Plugins let you add new object types to Data Designer without modifying the core library. Once installed, plugins behave like native Data Designer objects: they use the same declarative config patterns, builder APIs, discovery flow, and runtime execution paths as the built-in objects.

Supported plugin types

Data Designer supports three plugin types:

  • Column generator plugins: Custom column generators you pass to the config builder's add_column method.
  • Seed reader plugins: Custom seed readers that load data from new sources, such as databases, cloud storage, or custom file formats.
  • Processor plugins: Custom processor implementations configured by processor config objects that transform data before batches, after batches, or after generation completes. Pass them to the config builder's add_processor method.

Use an Installed Plugin

Plugin packages register their Plugin objects through Python package entry points. Data Designer discovers installed plugin entry points automatically, so no extra registration code is required. Once a plugin package is installed, use its new object types in your Data Designer workflow.

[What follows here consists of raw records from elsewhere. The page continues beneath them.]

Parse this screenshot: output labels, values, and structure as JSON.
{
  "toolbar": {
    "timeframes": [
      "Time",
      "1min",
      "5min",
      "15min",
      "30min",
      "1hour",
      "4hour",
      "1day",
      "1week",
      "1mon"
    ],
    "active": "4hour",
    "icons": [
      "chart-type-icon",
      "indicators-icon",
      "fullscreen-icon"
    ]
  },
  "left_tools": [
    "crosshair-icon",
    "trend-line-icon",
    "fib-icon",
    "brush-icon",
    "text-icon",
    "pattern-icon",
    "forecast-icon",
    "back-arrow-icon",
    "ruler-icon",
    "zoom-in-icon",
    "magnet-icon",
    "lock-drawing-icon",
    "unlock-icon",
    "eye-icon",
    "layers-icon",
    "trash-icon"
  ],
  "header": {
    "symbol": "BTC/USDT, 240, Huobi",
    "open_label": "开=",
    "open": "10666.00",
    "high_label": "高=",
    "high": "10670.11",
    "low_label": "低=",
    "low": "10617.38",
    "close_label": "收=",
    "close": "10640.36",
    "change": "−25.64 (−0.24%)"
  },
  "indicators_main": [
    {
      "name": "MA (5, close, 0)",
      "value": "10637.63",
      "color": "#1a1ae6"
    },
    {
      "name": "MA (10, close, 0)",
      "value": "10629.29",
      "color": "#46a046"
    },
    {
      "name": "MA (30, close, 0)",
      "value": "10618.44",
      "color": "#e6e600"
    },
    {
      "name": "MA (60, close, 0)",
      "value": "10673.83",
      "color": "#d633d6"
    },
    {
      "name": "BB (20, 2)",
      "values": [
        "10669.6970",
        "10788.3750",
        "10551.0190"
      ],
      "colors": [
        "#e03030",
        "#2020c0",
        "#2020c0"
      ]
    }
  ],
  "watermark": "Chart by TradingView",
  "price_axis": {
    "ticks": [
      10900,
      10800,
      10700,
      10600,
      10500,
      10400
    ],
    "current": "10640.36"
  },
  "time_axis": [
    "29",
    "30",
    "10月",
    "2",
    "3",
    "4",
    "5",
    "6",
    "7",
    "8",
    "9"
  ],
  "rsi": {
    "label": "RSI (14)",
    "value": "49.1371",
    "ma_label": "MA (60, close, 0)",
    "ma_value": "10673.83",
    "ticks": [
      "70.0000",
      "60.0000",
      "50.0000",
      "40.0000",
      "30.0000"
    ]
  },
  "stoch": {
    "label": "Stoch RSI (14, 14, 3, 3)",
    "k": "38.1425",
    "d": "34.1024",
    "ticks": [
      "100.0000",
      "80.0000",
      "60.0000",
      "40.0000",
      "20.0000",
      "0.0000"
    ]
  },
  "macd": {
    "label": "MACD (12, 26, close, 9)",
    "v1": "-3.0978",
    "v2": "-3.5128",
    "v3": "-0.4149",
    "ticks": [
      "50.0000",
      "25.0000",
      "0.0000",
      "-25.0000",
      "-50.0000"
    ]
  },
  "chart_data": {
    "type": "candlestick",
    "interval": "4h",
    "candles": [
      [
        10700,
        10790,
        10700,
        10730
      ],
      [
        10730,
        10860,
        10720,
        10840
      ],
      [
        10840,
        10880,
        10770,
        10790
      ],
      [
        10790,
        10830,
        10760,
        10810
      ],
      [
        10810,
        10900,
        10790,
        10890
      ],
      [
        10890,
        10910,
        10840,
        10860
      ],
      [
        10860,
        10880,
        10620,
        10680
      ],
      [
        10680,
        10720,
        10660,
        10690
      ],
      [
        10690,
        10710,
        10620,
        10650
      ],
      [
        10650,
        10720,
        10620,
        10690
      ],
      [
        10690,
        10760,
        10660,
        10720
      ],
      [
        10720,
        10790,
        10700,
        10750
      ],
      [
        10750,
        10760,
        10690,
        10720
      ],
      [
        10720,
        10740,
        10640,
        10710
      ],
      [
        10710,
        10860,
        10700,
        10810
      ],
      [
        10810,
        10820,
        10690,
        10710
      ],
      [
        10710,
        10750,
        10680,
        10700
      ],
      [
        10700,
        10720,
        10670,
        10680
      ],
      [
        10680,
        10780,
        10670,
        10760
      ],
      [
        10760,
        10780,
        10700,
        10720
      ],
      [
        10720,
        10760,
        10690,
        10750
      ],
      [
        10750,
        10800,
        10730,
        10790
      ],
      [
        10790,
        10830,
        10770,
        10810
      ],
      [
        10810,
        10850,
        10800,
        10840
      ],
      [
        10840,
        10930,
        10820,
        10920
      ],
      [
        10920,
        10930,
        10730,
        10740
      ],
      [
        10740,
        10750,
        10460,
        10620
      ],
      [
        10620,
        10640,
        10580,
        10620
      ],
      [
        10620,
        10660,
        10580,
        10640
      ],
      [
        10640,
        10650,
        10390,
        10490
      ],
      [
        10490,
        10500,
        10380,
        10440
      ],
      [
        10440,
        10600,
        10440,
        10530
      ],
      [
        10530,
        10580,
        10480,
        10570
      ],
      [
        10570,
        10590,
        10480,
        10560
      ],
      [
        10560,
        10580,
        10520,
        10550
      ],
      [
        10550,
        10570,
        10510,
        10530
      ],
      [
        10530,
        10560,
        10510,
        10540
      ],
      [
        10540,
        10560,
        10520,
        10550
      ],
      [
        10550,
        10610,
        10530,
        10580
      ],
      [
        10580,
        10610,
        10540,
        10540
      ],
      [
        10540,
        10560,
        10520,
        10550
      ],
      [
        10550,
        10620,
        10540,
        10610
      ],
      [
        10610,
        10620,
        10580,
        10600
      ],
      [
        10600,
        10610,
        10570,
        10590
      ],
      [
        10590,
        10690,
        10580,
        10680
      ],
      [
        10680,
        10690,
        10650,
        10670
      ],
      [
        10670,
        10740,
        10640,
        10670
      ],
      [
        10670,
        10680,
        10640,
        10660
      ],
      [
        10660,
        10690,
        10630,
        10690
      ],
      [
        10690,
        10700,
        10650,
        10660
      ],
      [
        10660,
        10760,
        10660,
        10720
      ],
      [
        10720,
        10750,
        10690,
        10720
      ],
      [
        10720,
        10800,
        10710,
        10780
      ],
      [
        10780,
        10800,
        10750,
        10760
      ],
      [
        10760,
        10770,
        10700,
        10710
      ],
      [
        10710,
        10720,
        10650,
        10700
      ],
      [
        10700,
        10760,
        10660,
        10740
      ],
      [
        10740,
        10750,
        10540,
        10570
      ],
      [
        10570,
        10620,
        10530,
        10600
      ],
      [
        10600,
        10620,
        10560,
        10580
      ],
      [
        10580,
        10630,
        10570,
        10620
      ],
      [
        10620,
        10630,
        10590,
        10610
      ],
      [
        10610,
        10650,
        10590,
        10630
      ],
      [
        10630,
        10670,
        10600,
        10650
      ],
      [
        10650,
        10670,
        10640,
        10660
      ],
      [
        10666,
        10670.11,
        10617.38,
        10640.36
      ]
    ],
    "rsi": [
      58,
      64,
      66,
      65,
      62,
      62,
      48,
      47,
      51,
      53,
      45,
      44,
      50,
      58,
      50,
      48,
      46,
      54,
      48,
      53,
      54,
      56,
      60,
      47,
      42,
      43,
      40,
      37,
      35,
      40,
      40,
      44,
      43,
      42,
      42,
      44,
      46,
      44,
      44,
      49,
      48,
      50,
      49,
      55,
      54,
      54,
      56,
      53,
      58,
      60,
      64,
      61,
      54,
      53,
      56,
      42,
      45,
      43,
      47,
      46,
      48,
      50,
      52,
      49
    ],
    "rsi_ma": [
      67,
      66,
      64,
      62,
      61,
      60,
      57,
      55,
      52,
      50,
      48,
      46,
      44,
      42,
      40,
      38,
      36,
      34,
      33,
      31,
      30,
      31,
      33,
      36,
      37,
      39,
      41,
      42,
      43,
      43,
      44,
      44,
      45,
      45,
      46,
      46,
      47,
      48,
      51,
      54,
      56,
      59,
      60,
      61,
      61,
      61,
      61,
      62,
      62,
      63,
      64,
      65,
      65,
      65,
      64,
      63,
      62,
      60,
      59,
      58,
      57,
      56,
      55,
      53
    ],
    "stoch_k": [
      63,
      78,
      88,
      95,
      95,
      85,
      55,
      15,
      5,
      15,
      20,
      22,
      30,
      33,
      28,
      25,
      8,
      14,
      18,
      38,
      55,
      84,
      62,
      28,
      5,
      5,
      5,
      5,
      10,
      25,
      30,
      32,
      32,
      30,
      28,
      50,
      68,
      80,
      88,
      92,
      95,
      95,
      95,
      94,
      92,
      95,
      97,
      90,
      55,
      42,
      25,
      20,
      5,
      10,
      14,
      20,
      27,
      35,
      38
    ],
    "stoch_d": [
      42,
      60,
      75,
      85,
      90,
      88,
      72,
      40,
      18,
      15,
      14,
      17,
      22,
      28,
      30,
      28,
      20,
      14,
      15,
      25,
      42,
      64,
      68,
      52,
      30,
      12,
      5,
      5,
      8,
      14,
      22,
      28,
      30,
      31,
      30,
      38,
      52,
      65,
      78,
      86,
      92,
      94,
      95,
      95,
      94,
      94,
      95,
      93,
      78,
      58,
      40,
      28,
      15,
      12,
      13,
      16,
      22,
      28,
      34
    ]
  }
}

If you install a plugin after data_designer has already been imported, restart the Python process so plugin discovery can rebuild from the new entry points.

Build a Plugin

For implementation instructions across all plugin types, see the Build Your Own section.

Find Plugins

Use the Data Designer CLI to discover and install published plugin packages from catalogs. See Discover Plugins for the catalog workflow, first-party plugin documentation, and source links.

Discovery troubleshooting

If a plugin is installed but not available, check these items first:

  • The entry point group must be exactly data_designer.plugins.
  • Check the value of the DISABLE_DATA_DESIGNER_PLUGINS environment variable. If it is set to true, entry point discovery is disabled.
  • The plugin discriminator default must be a string. Use column_type, seed_type, or processor_type, depending on the plugin type.
  • Avoid duplicate plugin names. Discovery stores plugins by plugin.name, which comes from the discriminator default.
  • For plugin packages under development, call assert_valid_plugin on the plugin object to catch common structural issues at import time.